À ce jeu de l’amour, Jade s’imagine en madame de Merteuil qu’elle ne connaît évidemment pas, bien qu’étant en terminale. Ses armes sont tout aussi puissantes que celles de la marquise. Il s’agit du nude. Une photo de nu qu’une jeune fille amoureuse peut envoyer à celui qu’elle croit aimer. Retweeté, reposté des centaines de fois, un nude ne s’efface jamais, la victime est cramée à jamais. Il est l’arme ultime de ces Jade, Léo  à l’encontre de celles qui leur font confiance. Tous pourtant ont  en commun d’être mal dans leur peau, otages de leurs parents eux même déboussolés, divorcés perdus qui se disputent férocement autour d’eux.

Dans Instagrammable, Éliette Abécassis met à jour un monde aussi stupéfiant qu’addictif, un maelstrom dans lequel les images se succèdent sans hiérarchie dans des cerveaux encore en formation.  
Un tsunami en Indonésie, un attentat terroriste en Europe, la millième photo d’un maillot de bain ou du môme de Chiara Ferragni, l’annonce des soldes chez Sarenza forment un fil d’actualités continu et épuisant d’une confusion extrême. Une bouillie, un amalgame qui fait le lit du complotisme et de la désinformation. 

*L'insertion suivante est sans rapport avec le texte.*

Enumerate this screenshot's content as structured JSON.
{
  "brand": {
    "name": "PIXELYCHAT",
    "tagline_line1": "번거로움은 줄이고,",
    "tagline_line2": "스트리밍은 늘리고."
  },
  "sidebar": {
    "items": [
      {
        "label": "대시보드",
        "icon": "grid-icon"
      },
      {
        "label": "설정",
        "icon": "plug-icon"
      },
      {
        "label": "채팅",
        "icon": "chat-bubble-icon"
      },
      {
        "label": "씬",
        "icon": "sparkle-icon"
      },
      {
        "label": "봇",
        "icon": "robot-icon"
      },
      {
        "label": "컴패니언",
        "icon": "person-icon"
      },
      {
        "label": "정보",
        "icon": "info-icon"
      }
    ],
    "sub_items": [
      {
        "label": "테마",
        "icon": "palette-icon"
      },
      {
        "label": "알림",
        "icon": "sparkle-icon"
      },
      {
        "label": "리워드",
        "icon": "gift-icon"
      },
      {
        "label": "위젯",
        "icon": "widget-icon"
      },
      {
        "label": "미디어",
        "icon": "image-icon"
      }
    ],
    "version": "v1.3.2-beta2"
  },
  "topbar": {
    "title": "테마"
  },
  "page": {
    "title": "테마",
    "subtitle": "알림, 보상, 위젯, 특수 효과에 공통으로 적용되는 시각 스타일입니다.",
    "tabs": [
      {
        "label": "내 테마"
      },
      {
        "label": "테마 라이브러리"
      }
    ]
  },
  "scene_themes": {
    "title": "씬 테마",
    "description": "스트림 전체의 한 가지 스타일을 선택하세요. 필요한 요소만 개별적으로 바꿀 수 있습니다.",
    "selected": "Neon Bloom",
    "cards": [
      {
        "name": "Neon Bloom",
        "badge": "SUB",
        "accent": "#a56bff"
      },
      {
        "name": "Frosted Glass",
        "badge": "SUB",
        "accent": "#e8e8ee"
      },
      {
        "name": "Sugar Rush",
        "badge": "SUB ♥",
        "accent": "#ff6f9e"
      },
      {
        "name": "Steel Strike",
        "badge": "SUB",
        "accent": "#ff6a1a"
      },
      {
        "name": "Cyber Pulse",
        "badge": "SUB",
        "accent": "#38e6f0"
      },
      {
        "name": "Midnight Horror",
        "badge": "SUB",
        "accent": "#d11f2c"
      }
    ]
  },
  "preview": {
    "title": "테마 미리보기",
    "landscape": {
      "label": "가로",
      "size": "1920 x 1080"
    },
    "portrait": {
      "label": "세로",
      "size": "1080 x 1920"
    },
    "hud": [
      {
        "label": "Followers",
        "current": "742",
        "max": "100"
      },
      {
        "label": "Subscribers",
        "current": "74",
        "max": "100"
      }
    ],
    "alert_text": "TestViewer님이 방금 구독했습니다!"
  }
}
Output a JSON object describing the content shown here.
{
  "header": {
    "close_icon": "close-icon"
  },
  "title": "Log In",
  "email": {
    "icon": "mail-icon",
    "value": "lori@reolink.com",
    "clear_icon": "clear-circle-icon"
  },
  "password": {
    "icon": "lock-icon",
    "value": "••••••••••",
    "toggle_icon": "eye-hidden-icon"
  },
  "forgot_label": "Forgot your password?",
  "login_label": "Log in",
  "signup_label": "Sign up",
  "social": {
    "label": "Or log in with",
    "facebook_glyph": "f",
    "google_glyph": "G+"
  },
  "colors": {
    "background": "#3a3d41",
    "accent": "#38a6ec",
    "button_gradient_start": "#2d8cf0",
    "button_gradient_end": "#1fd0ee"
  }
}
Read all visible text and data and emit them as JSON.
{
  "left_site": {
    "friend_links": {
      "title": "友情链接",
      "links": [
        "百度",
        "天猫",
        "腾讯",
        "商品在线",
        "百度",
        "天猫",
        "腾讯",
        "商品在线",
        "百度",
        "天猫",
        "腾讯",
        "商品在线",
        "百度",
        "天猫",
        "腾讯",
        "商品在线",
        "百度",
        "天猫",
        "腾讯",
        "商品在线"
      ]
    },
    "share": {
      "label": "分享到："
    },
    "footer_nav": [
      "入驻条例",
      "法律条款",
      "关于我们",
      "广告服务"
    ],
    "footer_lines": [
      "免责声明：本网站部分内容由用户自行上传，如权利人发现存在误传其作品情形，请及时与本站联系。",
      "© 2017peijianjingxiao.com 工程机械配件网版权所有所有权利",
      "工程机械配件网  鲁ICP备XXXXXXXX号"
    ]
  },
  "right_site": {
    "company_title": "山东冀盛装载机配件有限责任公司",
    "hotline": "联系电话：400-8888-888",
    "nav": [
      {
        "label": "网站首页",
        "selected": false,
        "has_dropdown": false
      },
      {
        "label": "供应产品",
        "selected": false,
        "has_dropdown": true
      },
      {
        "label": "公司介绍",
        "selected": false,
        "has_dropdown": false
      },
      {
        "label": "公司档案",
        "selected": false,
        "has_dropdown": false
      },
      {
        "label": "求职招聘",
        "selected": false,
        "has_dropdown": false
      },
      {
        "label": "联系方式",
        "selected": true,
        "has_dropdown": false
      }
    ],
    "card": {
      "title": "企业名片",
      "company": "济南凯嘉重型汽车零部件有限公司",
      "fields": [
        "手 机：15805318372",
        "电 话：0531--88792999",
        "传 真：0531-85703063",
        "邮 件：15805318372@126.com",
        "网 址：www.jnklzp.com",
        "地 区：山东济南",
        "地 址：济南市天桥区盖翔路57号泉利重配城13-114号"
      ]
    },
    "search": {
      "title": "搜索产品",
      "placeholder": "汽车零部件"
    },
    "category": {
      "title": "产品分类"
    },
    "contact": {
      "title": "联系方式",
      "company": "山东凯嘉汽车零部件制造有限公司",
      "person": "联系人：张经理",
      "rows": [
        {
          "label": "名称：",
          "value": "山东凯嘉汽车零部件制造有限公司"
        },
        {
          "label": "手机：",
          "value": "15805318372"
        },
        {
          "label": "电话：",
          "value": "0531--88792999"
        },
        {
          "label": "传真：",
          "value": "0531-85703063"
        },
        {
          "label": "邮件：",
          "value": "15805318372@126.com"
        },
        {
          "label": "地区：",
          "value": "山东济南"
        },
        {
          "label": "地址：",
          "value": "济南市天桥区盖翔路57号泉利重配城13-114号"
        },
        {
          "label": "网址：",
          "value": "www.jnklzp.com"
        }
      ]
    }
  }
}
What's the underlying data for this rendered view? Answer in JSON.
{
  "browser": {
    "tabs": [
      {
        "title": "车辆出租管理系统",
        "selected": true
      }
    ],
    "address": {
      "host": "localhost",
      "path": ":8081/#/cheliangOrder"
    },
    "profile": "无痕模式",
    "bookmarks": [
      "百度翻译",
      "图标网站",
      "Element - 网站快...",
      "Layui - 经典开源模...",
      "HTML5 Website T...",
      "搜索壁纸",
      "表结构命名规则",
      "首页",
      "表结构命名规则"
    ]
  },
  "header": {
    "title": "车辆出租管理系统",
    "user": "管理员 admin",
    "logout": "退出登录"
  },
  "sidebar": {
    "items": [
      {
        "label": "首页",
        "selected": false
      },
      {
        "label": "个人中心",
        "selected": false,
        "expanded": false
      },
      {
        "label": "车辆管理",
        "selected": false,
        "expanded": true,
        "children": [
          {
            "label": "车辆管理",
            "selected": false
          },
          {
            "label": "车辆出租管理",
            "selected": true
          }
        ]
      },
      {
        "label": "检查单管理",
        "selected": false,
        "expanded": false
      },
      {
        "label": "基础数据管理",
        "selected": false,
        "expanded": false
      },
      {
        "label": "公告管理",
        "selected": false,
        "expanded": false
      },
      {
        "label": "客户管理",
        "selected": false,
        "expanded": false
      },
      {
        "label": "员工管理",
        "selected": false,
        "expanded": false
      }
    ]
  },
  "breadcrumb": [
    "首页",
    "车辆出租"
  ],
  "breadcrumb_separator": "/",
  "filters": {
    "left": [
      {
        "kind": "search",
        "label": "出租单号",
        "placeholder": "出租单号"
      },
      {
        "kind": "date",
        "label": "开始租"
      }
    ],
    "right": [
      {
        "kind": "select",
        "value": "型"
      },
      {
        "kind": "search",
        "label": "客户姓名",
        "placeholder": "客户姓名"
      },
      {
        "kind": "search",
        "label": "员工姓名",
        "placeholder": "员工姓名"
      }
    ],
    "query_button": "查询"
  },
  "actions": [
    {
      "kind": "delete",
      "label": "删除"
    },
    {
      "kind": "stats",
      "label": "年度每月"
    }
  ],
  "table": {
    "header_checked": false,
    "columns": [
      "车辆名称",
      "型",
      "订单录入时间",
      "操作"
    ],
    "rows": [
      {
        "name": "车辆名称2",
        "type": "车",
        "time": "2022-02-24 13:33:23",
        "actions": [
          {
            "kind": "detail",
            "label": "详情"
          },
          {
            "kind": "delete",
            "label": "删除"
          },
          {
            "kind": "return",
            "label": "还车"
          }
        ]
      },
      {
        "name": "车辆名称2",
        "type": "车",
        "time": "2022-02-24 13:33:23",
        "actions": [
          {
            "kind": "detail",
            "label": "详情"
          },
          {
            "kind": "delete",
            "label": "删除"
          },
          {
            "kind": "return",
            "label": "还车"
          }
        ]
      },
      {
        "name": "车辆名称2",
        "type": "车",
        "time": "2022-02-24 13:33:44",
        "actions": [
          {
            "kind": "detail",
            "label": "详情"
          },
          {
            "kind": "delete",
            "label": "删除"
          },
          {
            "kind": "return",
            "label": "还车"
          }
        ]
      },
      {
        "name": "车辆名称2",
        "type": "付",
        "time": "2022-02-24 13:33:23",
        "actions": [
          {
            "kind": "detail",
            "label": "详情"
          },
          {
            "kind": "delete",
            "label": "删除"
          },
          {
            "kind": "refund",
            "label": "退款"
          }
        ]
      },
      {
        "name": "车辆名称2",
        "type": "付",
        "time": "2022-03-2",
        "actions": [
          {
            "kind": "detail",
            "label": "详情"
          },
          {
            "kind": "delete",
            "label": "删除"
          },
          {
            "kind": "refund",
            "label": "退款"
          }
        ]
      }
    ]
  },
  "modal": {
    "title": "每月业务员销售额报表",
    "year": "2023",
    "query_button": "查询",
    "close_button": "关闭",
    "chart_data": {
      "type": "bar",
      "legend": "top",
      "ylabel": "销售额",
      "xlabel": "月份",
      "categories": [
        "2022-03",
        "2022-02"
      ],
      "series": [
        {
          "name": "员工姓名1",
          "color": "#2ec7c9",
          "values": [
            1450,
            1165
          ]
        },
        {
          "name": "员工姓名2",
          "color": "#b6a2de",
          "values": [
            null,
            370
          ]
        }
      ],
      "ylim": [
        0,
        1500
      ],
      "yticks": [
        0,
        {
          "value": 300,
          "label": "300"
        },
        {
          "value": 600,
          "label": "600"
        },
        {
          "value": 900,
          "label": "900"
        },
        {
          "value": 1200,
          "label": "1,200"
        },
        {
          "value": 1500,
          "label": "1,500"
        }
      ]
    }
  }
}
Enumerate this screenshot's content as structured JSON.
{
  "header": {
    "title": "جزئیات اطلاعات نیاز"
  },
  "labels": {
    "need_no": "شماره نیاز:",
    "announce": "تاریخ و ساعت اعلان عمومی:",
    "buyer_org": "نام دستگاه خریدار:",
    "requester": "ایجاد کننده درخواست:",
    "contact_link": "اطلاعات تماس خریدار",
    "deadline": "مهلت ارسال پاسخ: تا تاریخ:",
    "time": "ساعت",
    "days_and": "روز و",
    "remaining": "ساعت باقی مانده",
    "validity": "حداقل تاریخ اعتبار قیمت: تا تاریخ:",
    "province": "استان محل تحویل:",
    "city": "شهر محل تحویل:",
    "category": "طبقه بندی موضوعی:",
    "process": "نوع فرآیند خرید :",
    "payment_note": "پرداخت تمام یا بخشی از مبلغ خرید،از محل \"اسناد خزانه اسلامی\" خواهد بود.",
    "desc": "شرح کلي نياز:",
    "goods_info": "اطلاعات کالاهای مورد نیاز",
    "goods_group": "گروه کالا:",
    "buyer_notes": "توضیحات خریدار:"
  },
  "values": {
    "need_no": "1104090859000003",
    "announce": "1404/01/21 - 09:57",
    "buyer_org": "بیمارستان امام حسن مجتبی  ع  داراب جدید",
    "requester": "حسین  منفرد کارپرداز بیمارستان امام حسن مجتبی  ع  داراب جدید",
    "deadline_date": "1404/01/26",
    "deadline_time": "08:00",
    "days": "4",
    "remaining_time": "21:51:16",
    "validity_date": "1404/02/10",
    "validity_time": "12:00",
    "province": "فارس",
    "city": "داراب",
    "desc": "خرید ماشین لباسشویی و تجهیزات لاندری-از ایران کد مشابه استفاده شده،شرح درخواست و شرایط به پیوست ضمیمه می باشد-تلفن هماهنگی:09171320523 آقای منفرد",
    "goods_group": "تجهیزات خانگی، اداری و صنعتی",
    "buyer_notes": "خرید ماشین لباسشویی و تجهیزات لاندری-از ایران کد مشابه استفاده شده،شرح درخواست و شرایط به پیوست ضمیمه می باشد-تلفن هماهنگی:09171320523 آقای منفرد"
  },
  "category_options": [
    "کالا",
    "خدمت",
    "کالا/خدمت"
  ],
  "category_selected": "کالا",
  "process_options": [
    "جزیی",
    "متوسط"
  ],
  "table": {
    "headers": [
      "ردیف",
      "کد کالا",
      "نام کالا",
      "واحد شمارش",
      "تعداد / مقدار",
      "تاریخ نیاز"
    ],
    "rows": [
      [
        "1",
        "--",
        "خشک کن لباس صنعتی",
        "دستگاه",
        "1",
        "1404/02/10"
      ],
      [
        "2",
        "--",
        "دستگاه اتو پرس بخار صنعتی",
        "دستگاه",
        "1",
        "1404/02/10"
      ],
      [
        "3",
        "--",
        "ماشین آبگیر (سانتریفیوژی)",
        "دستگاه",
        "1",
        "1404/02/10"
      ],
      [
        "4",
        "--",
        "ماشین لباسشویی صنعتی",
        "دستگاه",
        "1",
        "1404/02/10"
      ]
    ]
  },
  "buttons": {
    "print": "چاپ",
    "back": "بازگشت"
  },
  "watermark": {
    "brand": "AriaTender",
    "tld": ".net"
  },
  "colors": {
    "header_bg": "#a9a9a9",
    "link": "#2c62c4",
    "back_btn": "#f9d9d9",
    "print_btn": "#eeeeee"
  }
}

À la CPE qui l’alerte sur ses mauvais notes (sauf en anglais, merci Netflix !) Sacha lui confie sa passion pour Zola. À la question : Quel livre tu préfères, l’Assommoir, Germinal ? La jeune fille semble sortir de l’armoire. Zola, c’est évidemment le rappeur, celui qui a écrit Wow et dont les paroles sont essentiellement : Wow, wow, wow !
Celui  au sujet duquel le producteur affirme : L’erreur à ne pas commettre avec des artistes comme Zola, c’est d’intellectualiser tout ce qu’ils écrivent.
Comme Zola, les idoles instagrammables – des gamines (et pas que) – ont bâti des mondes financiers autour de rien, ou plutôt d’elles-mêmes. Les Kardashian grâce à des sextapes, Ferragni à partir de son physique. 
L’intégrité est en option. L’une des plus suivies, Nabila qui compte presque 7 millions de followers  est passée par la case prison pour avoir  tenté de poignarder son compagnon. Condamnée à deux ans   dont six mois ferme, elle l’a épousé plusieurs fois depuis et coule des jours très lucratifs à Dubaï postant son quotidien à longueur de journée.   
Mais plus que les entreprises rentables qu’elles ont fondées, c’est l’écume de leurs vies qui fascine : les voyages dans les beaux hôtels, les pays de rêve où elles se rendent (Dubaï, les Maldives !), leurs vêtements, leurs vernis, leurs bébés, leurs maris, en général, leurs ex, leurs plats, elles-mêmes sous toutes les coutures de leurs bikinis en général très minimalistes...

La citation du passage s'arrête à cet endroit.